I can say with a lot of confidence that random data won't hit the worst case of std::sort, so in a sense this test might flatter it. But for a good implementation of std::sort, its worst case will be very difficult to construct, and might not actually be all that bad anyway.
Edit: I added use of a multiset, since some people have suggested a tree:
#elif defined(USE_SET)
std::multiset<int,std::greater<int> > s;
for (int i = 0; i < NUM; ++i) {
s.insert(std::rand());
}
res.resize(s.size());
int j = 0;
for (std::multiset<int>::iterator i = s.begin(); i != s.end(); ++i, ++j) {
res[j] = *i;
}
#else
$ g++ sortspeed.cpp -o sortspeed -DUSE_SET -DNUM=10000000 && time ./sortspeed
real 0m26.656s
user 0m26.530s
sys 0m0.062s
To your second question (complexity): they're all O(n log n), ignoring fiddly implementation details like whether memory allocation is O(1) or not (vector::push_back and other forms of insert at the end are amortized O(1)) and assuming that by "sort" you mean a comparison sort. Other kinds of sort can have lower complexity.
As far as I understand, your problem does not require Priority Queue, since your tasks sounds like "Make many insertions, after that sort everything". That's like shooting birds from a laser, not an appropriate tool. Use standard sorting techniques for that.
You would need a Priority Queue, if your task was to imitate a sequence of operations, where each operation can be either "Add an element to the set" or "Remove smallest/greatest element from the set". This can be used in problem of finding a shortest path on the graph, for example. Here you cannot just use standard sorting techniques.

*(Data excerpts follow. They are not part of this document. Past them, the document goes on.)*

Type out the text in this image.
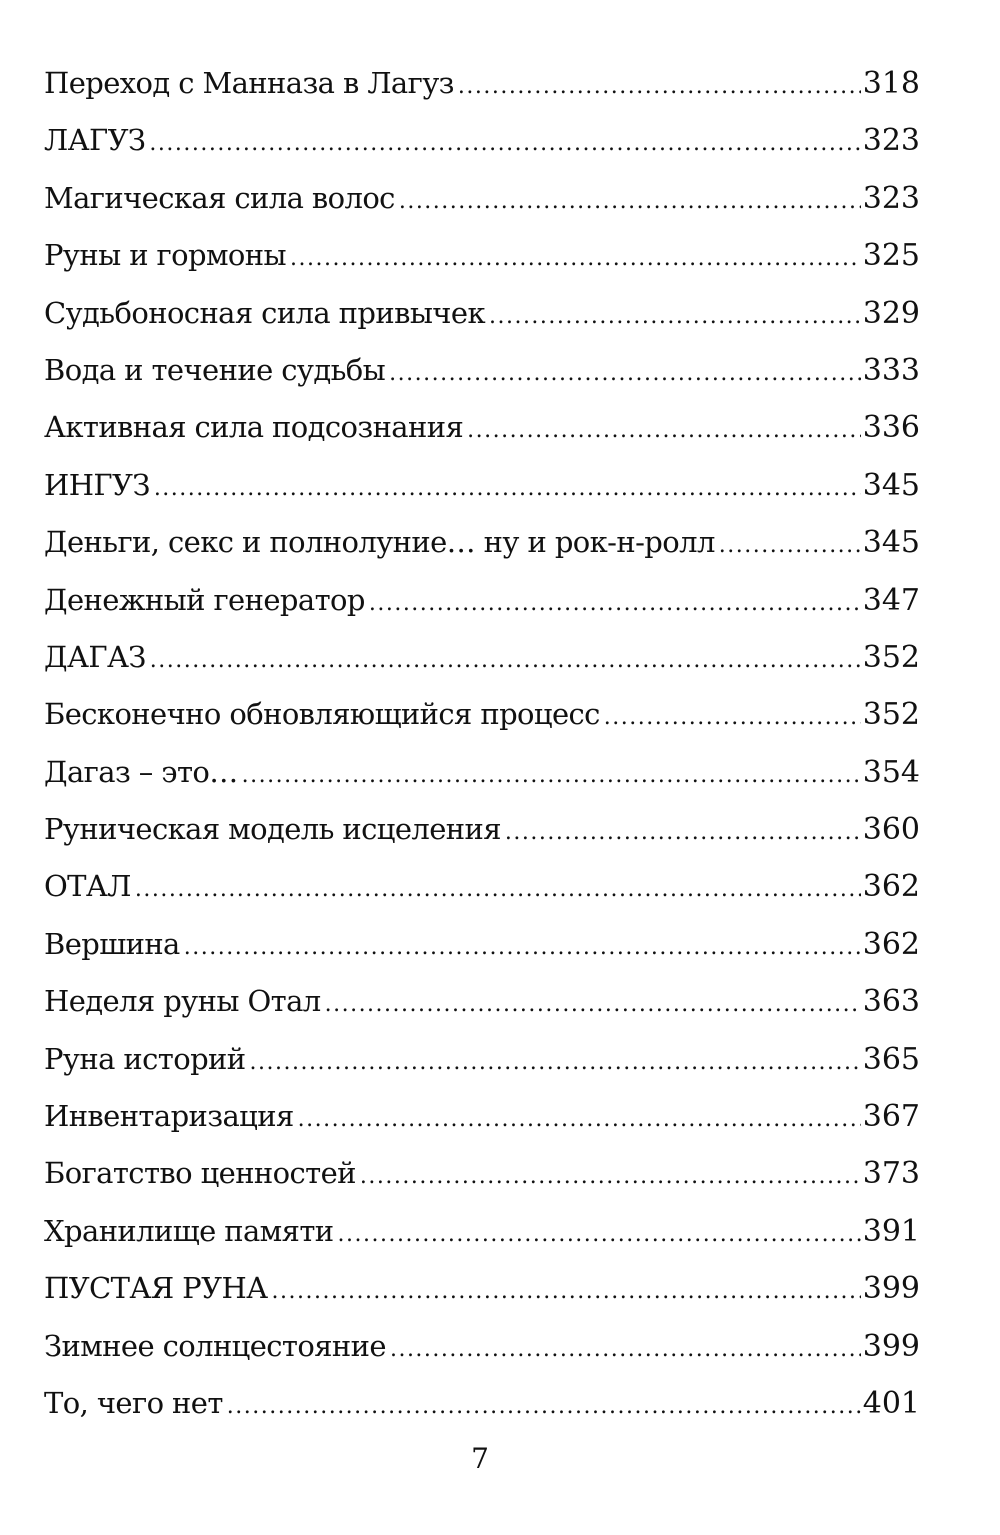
Переход с Манназа в Лагуз .....	318
ЛАГУЗ .....	323
Магическая сила волос .....	323
Руны и гормоны .....	325
Судьбоносная сила привычек .....	329
Вода и течение судьбы .....	333
Активная сила подсознания .....	336
ИНГУЗ .....	345
Деньги, секс и полнолуние… ну и рок-н-ролл .....	345
Денежный генератор .....	347
ДАГАЗ .....	352
Бесконечно обновляющийся процесс .....	352
Дагаз – это… .....	354
Руническая модель исцеления .....	360
ОТАЛ .....	362
Вершина .....	362
Неделя руны Отал .....	363
Руна историй .....	365
Инвентаризация .....	367
Богатство ценностей .....	373
Хранилище памяти .....	391
ПУСТАЯ РУНА .....	399
Зимнее солнцестояние .....	399
То, чего нет .....	401
7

A priority queue is usually implemented as a heap. Sorting using a heap is on average slower than quicksort, except that quicksort has a worse worst case performance. Also heaps are relatively heavy data structures, so there's more overhead.

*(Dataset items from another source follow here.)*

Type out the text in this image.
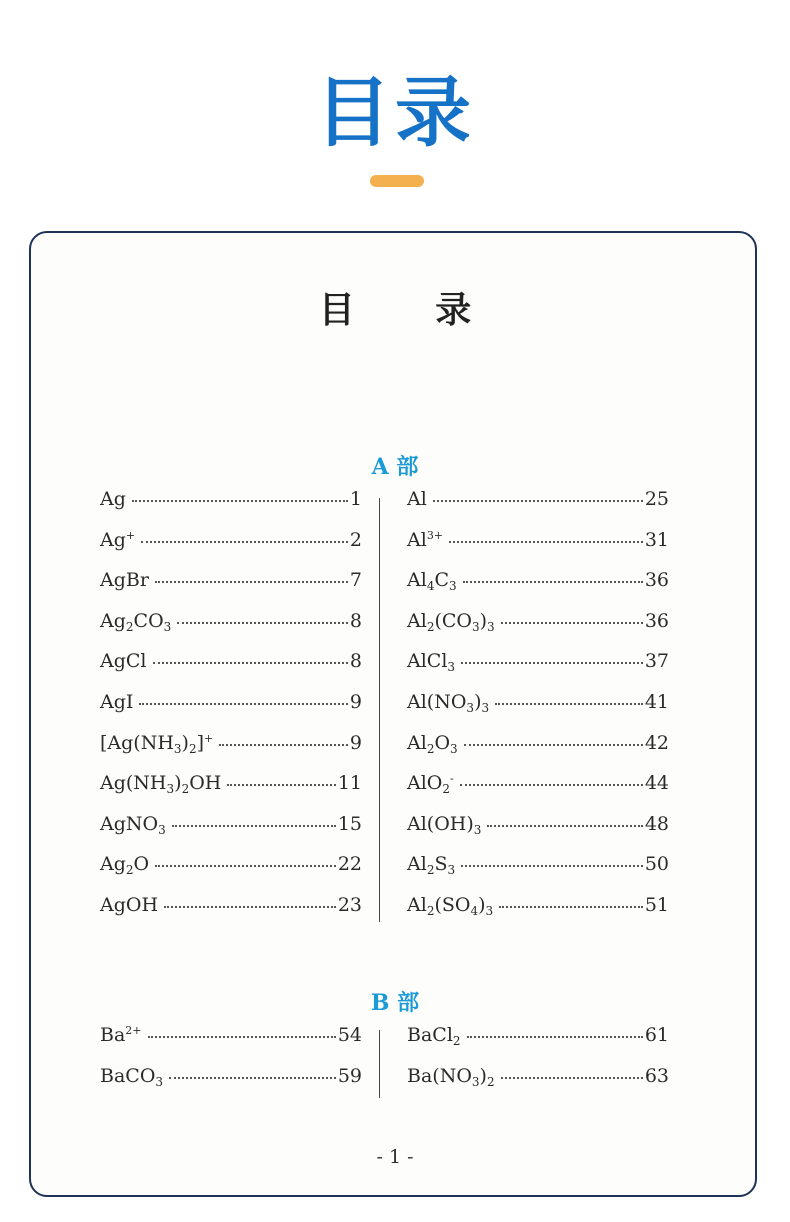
目录
目 录
A 部
Ag	1
Ag+	2
AgBr	7
$Ag_2CO_3$	8
AgCl	8
AgI	9
$[Ag(NH_3)_2]^+$	9
$Ag(NH_3)_2OH$	11
AgNO$_3$	15
$Ag_2O$	22
AgOH	23
Al	25
$Al^{3+}$	31
$Al_4C_3$	36
$Al_2(CO_3)_3$	36
AlCl$_3$	37
$Al(NO_3)_3$	41
$Al_2O_3$	42
AlO$_2$-	44
$Al(OH)_3$	48
$Al_2S_3$	50
$Al_2(SO_4)_3$	51
B 部
$Ba^{2+}$	54
BaCO$_3$	59
BaCl$_2$	61
$Ba(NO_3)_2$	63
- 1 -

I'd reccomend sort at end.
Why not use a binary search tree? Then the elements are sorted at all times and the insertion costs are equal to the priority queue.
Read about RedBlack balanced trees here
I think that the insertion is more efficient in almost all cases where you are generating the data (i.e. don't already have it in a list).

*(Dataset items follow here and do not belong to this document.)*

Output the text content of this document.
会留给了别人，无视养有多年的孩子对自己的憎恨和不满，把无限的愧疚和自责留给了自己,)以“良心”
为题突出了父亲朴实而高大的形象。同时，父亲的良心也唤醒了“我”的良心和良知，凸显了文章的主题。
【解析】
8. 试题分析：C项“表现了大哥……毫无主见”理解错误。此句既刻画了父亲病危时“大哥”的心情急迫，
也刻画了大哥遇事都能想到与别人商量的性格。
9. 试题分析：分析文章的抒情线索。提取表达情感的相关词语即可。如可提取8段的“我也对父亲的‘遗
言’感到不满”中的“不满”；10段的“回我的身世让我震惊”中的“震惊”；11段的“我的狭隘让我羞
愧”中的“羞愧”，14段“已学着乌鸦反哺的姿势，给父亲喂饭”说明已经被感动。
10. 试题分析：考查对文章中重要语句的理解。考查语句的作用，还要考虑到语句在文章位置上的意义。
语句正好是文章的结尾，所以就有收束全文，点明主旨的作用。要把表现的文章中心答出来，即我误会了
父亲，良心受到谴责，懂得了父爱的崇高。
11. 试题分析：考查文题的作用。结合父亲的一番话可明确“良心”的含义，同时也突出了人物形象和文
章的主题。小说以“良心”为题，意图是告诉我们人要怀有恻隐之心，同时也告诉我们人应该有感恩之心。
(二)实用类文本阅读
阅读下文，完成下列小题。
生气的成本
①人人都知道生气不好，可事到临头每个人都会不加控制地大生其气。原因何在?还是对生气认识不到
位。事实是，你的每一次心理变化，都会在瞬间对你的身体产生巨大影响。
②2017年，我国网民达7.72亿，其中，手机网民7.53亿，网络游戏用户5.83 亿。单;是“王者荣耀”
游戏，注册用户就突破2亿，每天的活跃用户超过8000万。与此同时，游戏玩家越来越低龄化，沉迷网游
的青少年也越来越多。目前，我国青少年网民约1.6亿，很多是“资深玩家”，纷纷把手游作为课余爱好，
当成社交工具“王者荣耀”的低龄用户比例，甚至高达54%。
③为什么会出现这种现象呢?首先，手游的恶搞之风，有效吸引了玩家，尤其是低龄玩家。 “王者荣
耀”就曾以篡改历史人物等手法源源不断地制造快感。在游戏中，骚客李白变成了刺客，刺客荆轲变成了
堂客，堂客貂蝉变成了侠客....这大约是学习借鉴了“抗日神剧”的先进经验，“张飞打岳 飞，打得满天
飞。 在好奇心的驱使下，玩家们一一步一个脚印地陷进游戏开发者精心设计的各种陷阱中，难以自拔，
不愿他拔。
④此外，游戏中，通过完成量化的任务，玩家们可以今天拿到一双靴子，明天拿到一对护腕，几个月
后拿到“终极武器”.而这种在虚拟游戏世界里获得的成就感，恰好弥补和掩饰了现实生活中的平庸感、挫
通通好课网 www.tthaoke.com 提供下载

A priority queue is not your only option for insertion as you go. As mentioned in other answers a binary tree (or related RB-tree) is equally efficient.
I would also check how the priority queue is implemented - many are based on b-trees already but a few implementations are not very good at extracting the elements (they essentially go through the entire queue and look for the highest priority).
On a max-insert priority queue operations are O(lg n)
There are a lot of great answers to this question. A reasonable "rule of thumb" is
If you have all your elements "up front" then choose sorting.
If you will be adding elements / removing minimal elements "on the fly" then use a priority queue (e.g., heap).
For the first case, the best "worst-case" sort is heap sort anyway and you'll often get better cache performance by just focusing on sorting (i.e. instead of interleaving with other operations).